Artist Spotlight: Wangechi Mutu

Top Image: “Le Noble Savage”, 2006. Ink and collage on Mylar. 233 x 137.2 cm.

Wangechi Mutu was born in June 1972 in Nairobi, Kenya. The Kenyan-born American visual artist is known for painting, sculpting, film, and performance work. She studied in Loreto Convent Msongari before joining United World College of Atlantic. She has since established her career in New York. 

Wangechi has depicted herself as a feministic artist because most of her work entails violence meted upon black women in society.  Mutu tries to show how black women in society have been subjected to serial harassment by members of society. Mutu’s work seems quite contradictory because she depicts a problematic society and at the same is hopeful that society will change how it treats women.

“Once upon a time she said, I’m not afraid and her enemies began to fear her The end”, 2013. Mixed media. Dimensions variable.

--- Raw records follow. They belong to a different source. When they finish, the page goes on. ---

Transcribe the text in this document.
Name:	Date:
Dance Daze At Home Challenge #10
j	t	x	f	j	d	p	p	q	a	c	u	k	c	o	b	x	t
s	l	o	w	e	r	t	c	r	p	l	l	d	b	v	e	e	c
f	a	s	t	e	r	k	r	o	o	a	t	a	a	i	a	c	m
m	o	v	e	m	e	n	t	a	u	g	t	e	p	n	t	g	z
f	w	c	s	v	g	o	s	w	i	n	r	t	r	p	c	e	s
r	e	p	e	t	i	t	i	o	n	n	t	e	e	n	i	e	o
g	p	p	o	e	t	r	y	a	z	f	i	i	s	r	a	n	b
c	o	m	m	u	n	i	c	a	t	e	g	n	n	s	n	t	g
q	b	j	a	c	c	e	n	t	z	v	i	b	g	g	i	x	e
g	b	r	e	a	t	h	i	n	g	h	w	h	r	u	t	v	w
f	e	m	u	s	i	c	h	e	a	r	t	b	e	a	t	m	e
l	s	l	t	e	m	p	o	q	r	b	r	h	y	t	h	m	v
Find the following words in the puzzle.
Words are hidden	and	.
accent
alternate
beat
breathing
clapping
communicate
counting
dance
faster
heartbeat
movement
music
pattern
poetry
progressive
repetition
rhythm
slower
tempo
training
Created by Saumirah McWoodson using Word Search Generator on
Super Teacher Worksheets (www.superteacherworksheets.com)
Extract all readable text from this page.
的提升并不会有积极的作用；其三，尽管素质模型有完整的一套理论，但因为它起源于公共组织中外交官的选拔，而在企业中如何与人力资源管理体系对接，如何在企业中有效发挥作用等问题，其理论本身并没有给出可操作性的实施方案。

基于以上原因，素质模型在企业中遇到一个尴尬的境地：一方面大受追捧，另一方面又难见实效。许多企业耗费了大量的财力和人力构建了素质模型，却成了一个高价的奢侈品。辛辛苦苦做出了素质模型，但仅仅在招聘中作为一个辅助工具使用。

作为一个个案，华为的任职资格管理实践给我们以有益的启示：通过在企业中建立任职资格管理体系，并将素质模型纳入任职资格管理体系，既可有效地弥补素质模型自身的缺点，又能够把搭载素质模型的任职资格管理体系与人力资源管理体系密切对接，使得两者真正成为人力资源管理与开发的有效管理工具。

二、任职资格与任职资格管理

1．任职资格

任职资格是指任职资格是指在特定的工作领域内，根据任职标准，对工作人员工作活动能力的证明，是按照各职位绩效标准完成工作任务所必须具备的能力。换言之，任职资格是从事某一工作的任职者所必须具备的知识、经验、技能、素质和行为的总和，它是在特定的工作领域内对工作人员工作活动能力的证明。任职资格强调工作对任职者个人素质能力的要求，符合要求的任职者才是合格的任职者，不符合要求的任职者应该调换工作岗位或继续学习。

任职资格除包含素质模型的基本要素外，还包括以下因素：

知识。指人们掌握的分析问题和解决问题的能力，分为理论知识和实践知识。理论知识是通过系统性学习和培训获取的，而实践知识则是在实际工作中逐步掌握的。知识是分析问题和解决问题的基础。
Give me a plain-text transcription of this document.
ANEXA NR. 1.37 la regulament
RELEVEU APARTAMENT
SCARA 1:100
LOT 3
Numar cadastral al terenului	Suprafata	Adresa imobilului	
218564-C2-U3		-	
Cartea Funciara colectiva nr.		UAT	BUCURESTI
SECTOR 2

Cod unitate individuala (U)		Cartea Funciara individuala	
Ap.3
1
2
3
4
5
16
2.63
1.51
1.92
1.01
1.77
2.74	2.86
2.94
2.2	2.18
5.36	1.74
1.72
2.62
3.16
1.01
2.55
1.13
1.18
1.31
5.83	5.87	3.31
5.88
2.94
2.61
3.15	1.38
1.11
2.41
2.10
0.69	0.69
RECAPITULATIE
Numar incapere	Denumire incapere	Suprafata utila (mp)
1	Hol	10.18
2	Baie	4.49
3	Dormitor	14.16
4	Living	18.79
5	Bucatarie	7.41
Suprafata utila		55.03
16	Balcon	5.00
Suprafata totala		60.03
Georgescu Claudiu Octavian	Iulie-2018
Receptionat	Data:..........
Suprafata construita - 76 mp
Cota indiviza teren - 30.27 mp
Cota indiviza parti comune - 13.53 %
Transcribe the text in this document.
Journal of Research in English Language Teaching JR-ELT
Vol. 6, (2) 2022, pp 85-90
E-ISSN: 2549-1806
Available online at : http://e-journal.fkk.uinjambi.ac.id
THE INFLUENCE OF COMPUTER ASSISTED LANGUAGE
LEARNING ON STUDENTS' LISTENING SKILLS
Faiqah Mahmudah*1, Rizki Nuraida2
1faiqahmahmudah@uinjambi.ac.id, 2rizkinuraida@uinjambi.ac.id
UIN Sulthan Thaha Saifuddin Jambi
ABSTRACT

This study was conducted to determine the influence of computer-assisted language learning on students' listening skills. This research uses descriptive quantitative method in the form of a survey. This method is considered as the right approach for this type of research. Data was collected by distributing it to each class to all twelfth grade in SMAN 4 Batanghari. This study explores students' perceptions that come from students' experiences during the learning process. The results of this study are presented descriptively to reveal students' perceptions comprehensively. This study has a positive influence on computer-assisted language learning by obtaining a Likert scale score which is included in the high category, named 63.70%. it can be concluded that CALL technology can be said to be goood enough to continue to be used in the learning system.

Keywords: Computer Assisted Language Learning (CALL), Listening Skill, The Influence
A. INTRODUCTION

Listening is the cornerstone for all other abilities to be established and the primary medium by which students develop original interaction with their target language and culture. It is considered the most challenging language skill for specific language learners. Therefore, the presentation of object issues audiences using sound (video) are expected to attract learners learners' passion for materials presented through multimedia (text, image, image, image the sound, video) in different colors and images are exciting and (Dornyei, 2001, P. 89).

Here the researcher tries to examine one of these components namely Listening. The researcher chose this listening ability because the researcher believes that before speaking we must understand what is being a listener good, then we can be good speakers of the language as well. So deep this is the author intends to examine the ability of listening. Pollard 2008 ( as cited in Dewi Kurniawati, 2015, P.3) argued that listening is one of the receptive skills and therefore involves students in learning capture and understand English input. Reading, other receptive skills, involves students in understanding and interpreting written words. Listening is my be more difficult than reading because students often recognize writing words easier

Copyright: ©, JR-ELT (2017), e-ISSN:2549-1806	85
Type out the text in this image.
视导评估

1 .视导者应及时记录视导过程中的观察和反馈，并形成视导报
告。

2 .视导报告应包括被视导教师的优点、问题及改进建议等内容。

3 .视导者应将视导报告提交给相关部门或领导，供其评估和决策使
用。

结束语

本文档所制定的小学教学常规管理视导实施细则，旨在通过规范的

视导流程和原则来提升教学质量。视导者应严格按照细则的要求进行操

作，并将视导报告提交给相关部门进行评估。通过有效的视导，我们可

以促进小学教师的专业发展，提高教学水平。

Mutu’s work has been exhibited in many museums including the San Francisco Museum of Art, Miami Art Museum, and The Centre for Fine Arts, Brussels. In 2014 she created a charitable organization called Africa’s Out,  which supports artists whose works are about African traditions.  Her film The End of Carrying All was exhibited at the Museum of Fine Arts, in Houston, Texas. Mutu was honored by Deutsche Bank as their very first “Artist of the Year” in 2010. She was also awarded the Blackstar Festival Audience Award for Favourite Experimental Film.

“Misguided Little Unforgivable Hierarchies”, 2005. Ink, acrylic, collage, contact paper on Mylar. 205.7 x 132.1 cm.